Watermarking java class files.
Well, I searched all over the internet, but I didn't find even one resource on how to watermark java classes.
The idea is, to watermark a java class with some information such as a username. If the user circulates the java class, the watermark would make the oroginal user easily identifiable.
Or is there another way of doing this without watermarking?
[374 byte] By [
solarwinda] at [2007-11-27 1:07:30]

I'd shy away from the term "watermarking", as that's more for images or sound.

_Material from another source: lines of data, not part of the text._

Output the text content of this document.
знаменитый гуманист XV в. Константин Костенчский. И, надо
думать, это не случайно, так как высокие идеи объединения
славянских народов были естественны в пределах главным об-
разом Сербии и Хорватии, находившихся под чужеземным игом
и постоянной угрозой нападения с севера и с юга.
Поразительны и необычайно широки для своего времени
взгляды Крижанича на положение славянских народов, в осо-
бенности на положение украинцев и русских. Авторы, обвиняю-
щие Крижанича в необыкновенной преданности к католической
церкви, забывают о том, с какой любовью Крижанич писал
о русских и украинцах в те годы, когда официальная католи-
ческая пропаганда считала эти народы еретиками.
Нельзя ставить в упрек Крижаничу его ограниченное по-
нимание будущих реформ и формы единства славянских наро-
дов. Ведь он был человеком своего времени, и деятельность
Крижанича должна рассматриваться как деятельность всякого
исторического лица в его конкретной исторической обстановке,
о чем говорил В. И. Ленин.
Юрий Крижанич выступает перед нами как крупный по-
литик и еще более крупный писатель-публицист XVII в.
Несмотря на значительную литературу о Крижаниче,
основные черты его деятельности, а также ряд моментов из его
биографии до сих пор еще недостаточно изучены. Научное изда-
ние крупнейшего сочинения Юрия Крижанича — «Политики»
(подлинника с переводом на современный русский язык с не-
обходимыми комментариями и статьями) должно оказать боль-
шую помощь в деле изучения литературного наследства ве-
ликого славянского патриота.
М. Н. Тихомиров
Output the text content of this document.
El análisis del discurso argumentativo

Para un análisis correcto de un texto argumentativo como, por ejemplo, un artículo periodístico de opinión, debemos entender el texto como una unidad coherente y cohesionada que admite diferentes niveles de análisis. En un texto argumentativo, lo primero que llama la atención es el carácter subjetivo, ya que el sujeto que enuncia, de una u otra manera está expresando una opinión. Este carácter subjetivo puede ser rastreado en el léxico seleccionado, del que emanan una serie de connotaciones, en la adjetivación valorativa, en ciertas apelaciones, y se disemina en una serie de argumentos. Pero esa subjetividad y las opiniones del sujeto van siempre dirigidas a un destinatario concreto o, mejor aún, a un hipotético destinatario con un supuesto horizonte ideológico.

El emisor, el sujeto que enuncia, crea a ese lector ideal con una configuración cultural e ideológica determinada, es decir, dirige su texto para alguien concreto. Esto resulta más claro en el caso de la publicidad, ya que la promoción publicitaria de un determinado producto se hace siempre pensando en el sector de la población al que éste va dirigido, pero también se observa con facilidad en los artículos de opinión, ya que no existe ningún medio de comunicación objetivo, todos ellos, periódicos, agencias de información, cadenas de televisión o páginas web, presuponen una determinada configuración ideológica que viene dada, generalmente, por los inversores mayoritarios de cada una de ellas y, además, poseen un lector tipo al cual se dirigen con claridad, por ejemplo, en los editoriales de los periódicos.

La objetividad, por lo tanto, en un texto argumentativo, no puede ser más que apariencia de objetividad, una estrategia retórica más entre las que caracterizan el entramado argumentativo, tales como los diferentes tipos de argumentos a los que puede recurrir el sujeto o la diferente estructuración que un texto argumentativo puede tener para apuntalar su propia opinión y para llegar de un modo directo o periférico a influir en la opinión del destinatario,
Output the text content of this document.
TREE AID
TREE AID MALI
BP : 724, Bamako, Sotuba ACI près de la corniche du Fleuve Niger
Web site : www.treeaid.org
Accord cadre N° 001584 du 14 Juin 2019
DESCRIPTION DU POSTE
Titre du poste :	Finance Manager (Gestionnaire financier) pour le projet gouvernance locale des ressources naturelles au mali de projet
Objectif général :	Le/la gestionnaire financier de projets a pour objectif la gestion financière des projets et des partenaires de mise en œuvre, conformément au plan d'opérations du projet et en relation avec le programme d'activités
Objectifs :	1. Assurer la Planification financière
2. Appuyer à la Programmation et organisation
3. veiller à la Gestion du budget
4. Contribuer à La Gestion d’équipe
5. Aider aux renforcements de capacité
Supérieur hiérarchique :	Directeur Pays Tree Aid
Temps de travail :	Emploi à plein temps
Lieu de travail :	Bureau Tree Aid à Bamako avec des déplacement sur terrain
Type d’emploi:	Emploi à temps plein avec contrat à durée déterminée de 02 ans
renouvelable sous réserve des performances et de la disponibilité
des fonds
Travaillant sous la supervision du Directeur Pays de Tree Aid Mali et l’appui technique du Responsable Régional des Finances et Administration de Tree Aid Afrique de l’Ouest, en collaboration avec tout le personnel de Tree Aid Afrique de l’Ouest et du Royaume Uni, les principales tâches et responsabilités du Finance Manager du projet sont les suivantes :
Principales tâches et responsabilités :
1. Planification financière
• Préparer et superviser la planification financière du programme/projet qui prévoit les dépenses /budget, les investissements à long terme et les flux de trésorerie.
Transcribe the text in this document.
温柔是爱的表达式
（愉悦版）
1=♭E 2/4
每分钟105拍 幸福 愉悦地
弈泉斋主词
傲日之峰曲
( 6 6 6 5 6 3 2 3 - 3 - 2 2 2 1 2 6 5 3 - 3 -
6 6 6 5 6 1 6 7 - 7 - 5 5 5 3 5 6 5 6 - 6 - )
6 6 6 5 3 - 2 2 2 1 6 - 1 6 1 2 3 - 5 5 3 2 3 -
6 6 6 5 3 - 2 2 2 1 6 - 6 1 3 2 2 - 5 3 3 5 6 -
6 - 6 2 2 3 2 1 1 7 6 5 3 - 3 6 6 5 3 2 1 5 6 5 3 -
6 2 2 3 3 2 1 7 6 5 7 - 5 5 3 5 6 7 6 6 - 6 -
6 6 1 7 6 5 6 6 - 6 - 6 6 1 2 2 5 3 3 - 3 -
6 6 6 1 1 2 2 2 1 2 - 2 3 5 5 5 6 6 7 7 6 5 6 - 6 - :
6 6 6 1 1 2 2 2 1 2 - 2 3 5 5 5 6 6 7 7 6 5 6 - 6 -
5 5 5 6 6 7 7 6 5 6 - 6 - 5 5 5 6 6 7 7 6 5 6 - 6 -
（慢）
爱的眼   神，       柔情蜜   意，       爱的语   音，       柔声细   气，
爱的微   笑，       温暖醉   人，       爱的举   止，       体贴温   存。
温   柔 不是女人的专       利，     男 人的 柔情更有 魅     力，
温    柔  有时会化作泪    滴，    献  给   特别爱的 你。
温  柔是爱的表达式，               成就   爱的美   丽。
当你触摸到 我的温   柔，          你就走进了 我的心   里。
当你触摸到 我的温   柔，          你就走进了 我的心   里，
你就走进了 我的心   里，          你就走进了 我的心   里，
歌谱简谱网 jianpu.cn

Anything that can compromise on quality by adding "noise".
The java class file does allow for custom / developer defined attributes, which can be stored in a class file.
The Java virtual machine specification dictates that if a VM does not recognise a an attribute, it must ignore it.
So, you would not be compromising the class file, it would be 100% valid and run on all VM's.
http://java.sun.com/docs/books/jvms/second_edition/html/ClassFile.doc.html#43817
However, if someone decompiled and recompiled your class, the attibute would be stripped out / not included.
Depends how strict you want to get, taking into account reverse engineering / decompilation.
regards,
Owen
It's probably overkill for what you want.
Simpler approaches might be
a) put your classes in a digitially signed jar file.
b) create a checksum ( CRC32 ) of each classfile.
Store these checksums "somewhere", and compare the class to the
checksum at runtime.
c) Only allow classes to be downloaded via http from a web server.
Would require a webserver, eg. apache.